Dengan masa cicilan selama 1 tahun (12 bulan), maka total yang harus disetor ke bank adalah :
Rp. 933.000.- x 12 bulan = Rp. 11.200.000.-
Dengan soal yang sama, jika diterapkan pada sistem syariah, maka perhitungannya adalah seperti berikut:
Cicilan Pokok perbulan; Rp. 10.000.000 : 12 bulan = Rp. 833.333.-
Bagi Hasil perbulan; Rp.... = Rp. (Laba x 11%)
Maka cicilan setiap bulannya adalah :Pokok + Bagi hasil = Rp. 833.333 + (11% x Laba)
Dua sistem ini menunjukkan hasil yang berbeda pada cicilan setiap bulannya. Pada sistem konvensional cicilan perbulan tetap sebesar Rp. 933.333 hingga habis masa 12 bulan perjanjian utang, sedangkan pada sistem syariah akan berbeda setiap bulannya karena laba yang diperoleh tidak tetap, bisa jadi pada bulan-bulan tertentu Rp. 933.000, tetapi pada bulan lain Rp. 1.000.000, bahkan jika pihak nasabah tidak mendapatkan laba, maka cicilannya hanya sebesar pokok utang saja.
Substansi
Ilustrasi di atas menunjukkan substansi yang sangat berbeda. Pada konvensional, pihak bank tidak mau tahu apakah nasabah tidak memperoleh laba, atau bahkan rugi, namun cicilan perbulan tetap sebesar Rp. 933.333, hingga banyak usaha-usaha kecil yang kurang pembinaan menjadi bangkrut karena harus menjual aset untuk menutupi utang. Sedangkan pada sistem syariah, pihak nasabah membayar sesuai laba yang diperoleh. Karena perolehan laba yang begitu fluktuatif pada sistem syariah, maka pihak bank mestinya peduli terhadap keberlangsungan usaha nasabah dengan cara melakukan pembinaan agar tidak merugi, karena jika merugi, maka pihak bank juga akan menanggung resikonya atau memperoleh bagi hasil yang kecil.
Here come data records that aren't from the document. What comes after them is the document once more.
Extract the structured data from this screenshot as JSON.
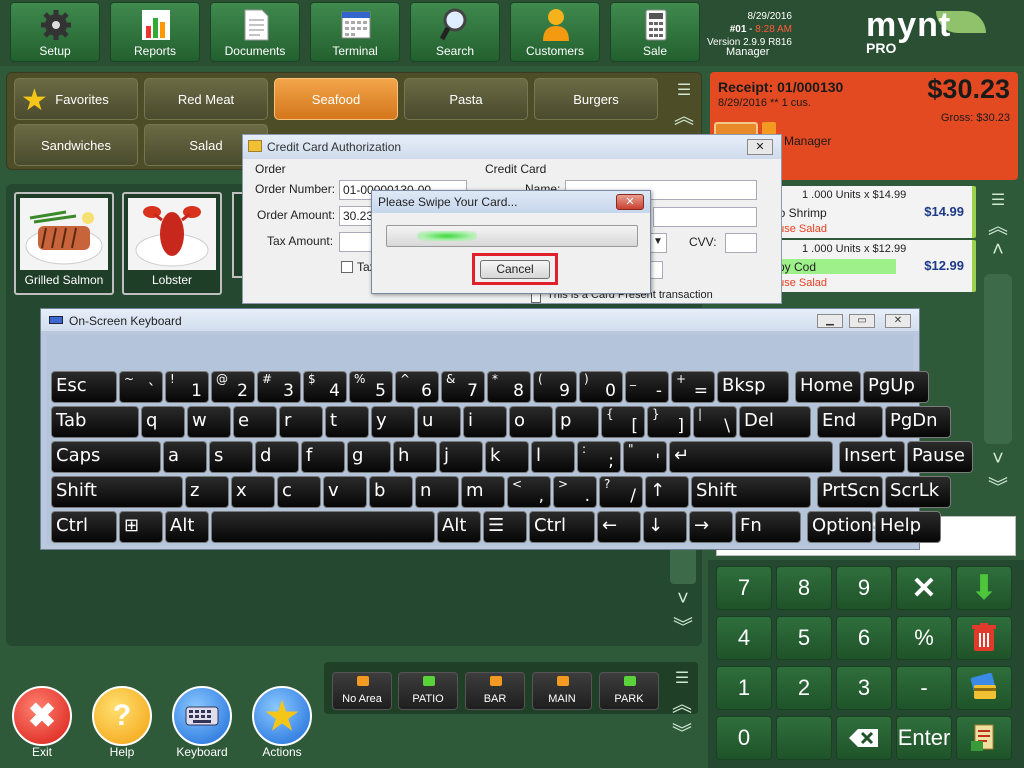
{
  "toolbar": {
    "buttons": [
      {
        "label": "Setup",
        "icon": "gear-icon"
      },
      {
        "label": "Reports",
        "icon": "chart-icon"
      },
      {
        "label": "Documents",
        "icon": "document-icon"
      },
      {
        "label": "Terminal",
        "icon": "calendar-icon"
      },
      {
        "label": "Search",
        "icon": "magnifier-icon"
      },
      {
        "label": "Customers",
        "icon": "person-icon"
      },
      {
        "label": "Sale",
        "icon": "calculator-icon"
      }
    ]
  },
  "header": {
    "date": "8/29/2016",
    "terminal": "#01 - 8:28 AM",
    "terminal_num": "#01",
    "time": "8:28 AM",
    "version": "Version 2.9.9 R816",
    "user": "Manager",
    "logo": "mynt",
    "logo_sub": "PRO"
  },
  "categories": [
    "Favorites",
    "Red Meat",
    "Seafood",
    "Pasta",
    "Burgers",
    "Sandwiches",
    "Salad"
  ],
  "active_category": "Seafood",
  "items": [
    {
      "label": "Grilled Salmon"
    },
    {
      "label": "Lobster"
    }
  ],
  "receipt": {
    "title": "Receipt: 01/000130",
    "sub": "8/29/2016  **  1 cus.",
    "total": "$30.23",
    "gross": "Gross: $30.23",
    "server": "Manager"
  },
  "order_lines": [
    {
      "qty": "1 .000 Units",
      "unit": "x $14.99",
      "name": "bo Shrimp",
      "price": "$14.99",
      "mod": "ouse Salad"
    },
    {
      "qty": "1 .000 Units",
      "unit": "x $12.99",
      "name": "spy Cod",
      "price": "$12.99",
      "mod": "ouse Salad"
    }
  ],
  "keypad": {
    "keys": [
      "7",
      "8",
      "9",
      "4",
      "5",
      "6",
      "%",
      "1",
      "2",
      "3",
      "-",
      "0",
      "Enter"
    ]
  },
  "areas": [
    "No Area",
    "PATIO",
    "BAR",
    "MAIN",
    "PARK"
  ],
  "bottom_buttons": [
    "Exit",
    "Help",
    "Keyboard",
    "Actions"
  ],
  "cc_dialog": {
    "title": "Credit Card Authorization",
    "order_section": "Order",
    "card_section": "Credit Card",
    "order_number_label": "Order Number:",
    "order_number_value": "01-00000130-00",
    "order_amount_label": "Order Amount:",
    "order_amount_value": "30.23",
    "tax_amount_label": "Tax Amount:",
    "tax_checkbox": "Tax",
    "name_label": "Name:",
    "cvv_label": "CVV:",
    "card_present": "This is a Card Present transaction"
  },
  "swipe_dialog": {
    "title": "Please Swipe Your Card...",
    "cancel": "Cancel",
    "progress": 0.25
  },
  "osk": {
    "title": "On-Screen Keyboard",
    "rows": [
      [
        "Esc",
        "~ `",
        "! 1",
        "@ 2",
        "# 3",
        "$ 4",
        "% 5",
        "^ 6",
        "& 7",
        "* 8",
        "( 9",
        ") 0",
        "_ -",
        "+ =",
        "Bksp",
        "Home",
        "PgUp"
      ],
      [
        "Tab",
        "q",
        "w",
        "e",
        "r",
        "t",
        "y",
        "u",
        "i",
        "o",
        "p",
        "{ [",
        "} ]",
        "| \\",
        "Del",
        "End",
        "PgDn"
      ],
      [
        "Caps",
        "a",
        "s",
        "d",
        "f",
        "g",
        "h",
        "j",
        "k",
        "l",
        ": ;",
        "\" '",
        "↵",
        "Insert",
        "Pause"
      ],
      [
        "Shift",
        "z",
        "x",
        "c",
        "v",
        "b",
        "n",
        "m",
        "< ,",
        "> .",
        "? /",
        "↑",
        "Shift",
        "PrtScn",
        "ScrLk"
      ],
      [
        "Ctrl",
        "⊞",
        "Alt",
        "",
        "Alt",
        "☰",
        "Ctrl",
        "←",
        "↓",
        "→",
        "Fn",
        "Options",
        "Help"
      ]
    ]
  },
  "colors": {
    "background": "#2e5a3a",
    "accent_orange": "#e8821f",
    "receipt_red": "#e44a22",
    "highlight_red": "#e0202a"
  }
}
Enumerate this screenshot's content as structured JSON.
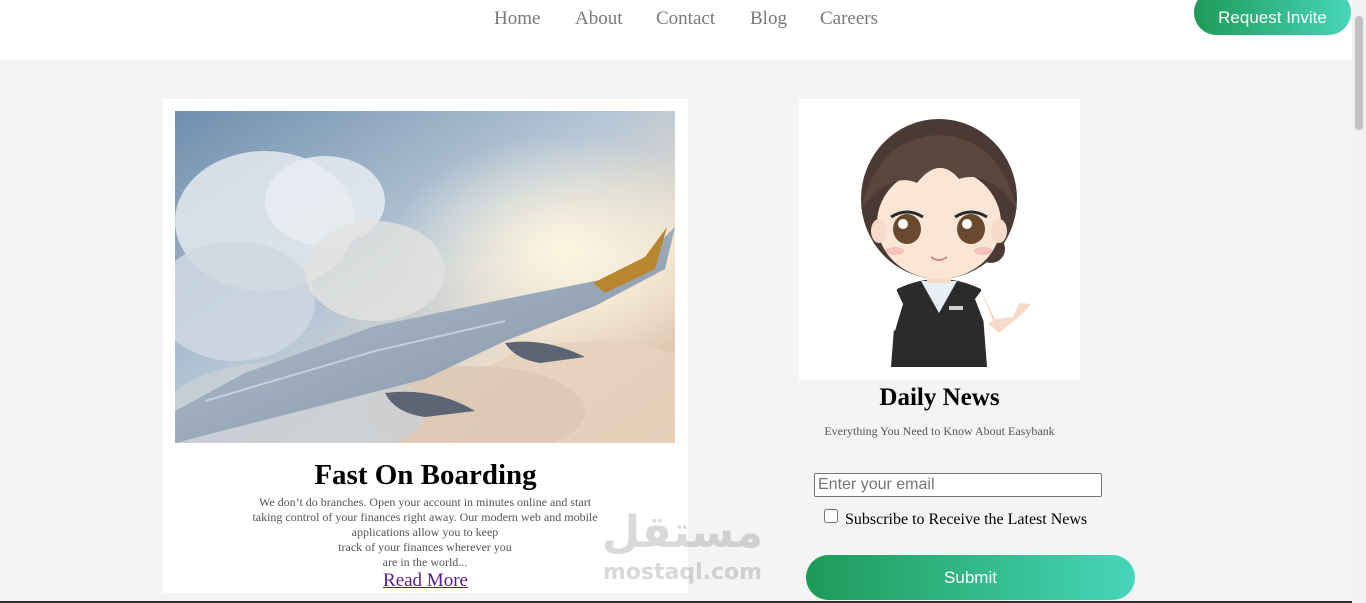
{
  "nav": {
    "items": [
      {
        "label": "Home"
      },
      {
        "label": "About"
      },
      {
        "label": "Contact"
      },
      {
        "label": "Blog"
      },
      {
        "label": "Careers"
      }
    ],
    "request_button": "Request Invite"
  },
  "card": {
    "title": "Fast On Boarding",
    "description_lines": [
      "We don’t do branches. Open your account in minutes online and start",
      "taking control of your finances right away. Our modern web and mobile",
      "applications allow you to keep",
      "track of your finances wherever you",
      "are in the world..."
    ],
    "read_more": "Read More"
  },
  "news": {
    "title": "Daily News",
    "subtitle": "Everything You Need to Know About Easybank",
    "email_placeholder": "Enter your email",
    "subscribe_label": "Subscribe to Receive the Latest News",
    "submit_label": "Submit"
  },
  "watermark": {
    "arabic": "مستقل",
    "latin": "mostaql.com"
  },
  "colors": {
    "button_gradient_start": "#1d9a57",
    "button_gradient_end": "#47d6ba",
    "page_background": "#f4f4f4",
    "nav_text": "#7a7a7a",
    "link_visited": "#551a8b"
  }
}
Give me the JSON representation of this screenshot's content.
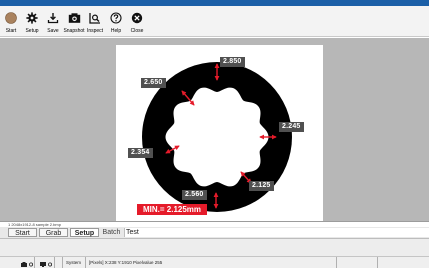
{
  "toolbar": {
    "items": [
      {
        "label": "Start",
        "icon": "start-circle-icon"
      },
      {
        "label": "Setup",
        "icon": "gear-icon"
      },
      {
        "label": "Save",
        "icon": "download-icon"
      },
      {
        "label": "Snapshot",
        "icon": "camera-icon"
      },
      {
        "label": "Inspect",
        "icon": "inspect-icon"
      },
      {
        "label": "Help",
        "icon": "help-icon"
      },
      {
        "label": "Close",
        "icon": "close-icon"
      }
    ]
  },
  "image": {
    "measurements": [
      "2.850",
      "2.650",
      "2.245",
      "2.354",
      "2.560",
      "2.125"
    ],
    "min_label": "MIN.= 2.125mm",
    "colors": {
      "ring": "#000000",
      "arrow": "#e51b2a",
      "label_bg": "#505050",
      "min_bg": "#e51b2a"
    }
  },
  "path_bar": {
    "text": "1 2048x1912-8 sample 2.bmp"
  },
  "tabs": {
    "items": [
      "Start",
      "Grab",
      "Setup",
      "Batch",
      "Test"
    ],
    "active": "Setup"
  },
  "status": {
    "system_label": "System",
    "pixel_info": "[Pixels] X:238 Y:1910 Pixelvalue 255"
  }
}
Dalam sistem konvensional, tidak dibutuhkan kejujuran karena nasabah harus membayar cicilan sesuai perjanjian terlepas apakah usahanya merugi atau untung. Sedangkan pada sistem syariah, kejujuran menjadi hal yang sangat inti karena jika tidak jujur, maka nasabah akan membuat laporan keuangan usahanya dengan membukukan laba yang kecil agar setoran/cicilan hutangnya semakin kecil. Oleh karena itu, kedua pihak, bank syariah dan nasabah menjadi sama-sama memiliki beban dan tanggung jawab, dimana pihak bank memiliki tanggungjawab pembinaan agar nasabah tidak merugi (yang juga berarti merugikan bank), sementara nasabah juga memiliki kepentingan untuk meningkatkan modalnya dengan cara mengupayakan agar laba tetap besar.
Pada sistem syariah keluaran yang menjadi orientasinya adalah kualitas usaha dan kualitas manusianya karena mempertaruhkan moral untuk tetap berlaku jujur.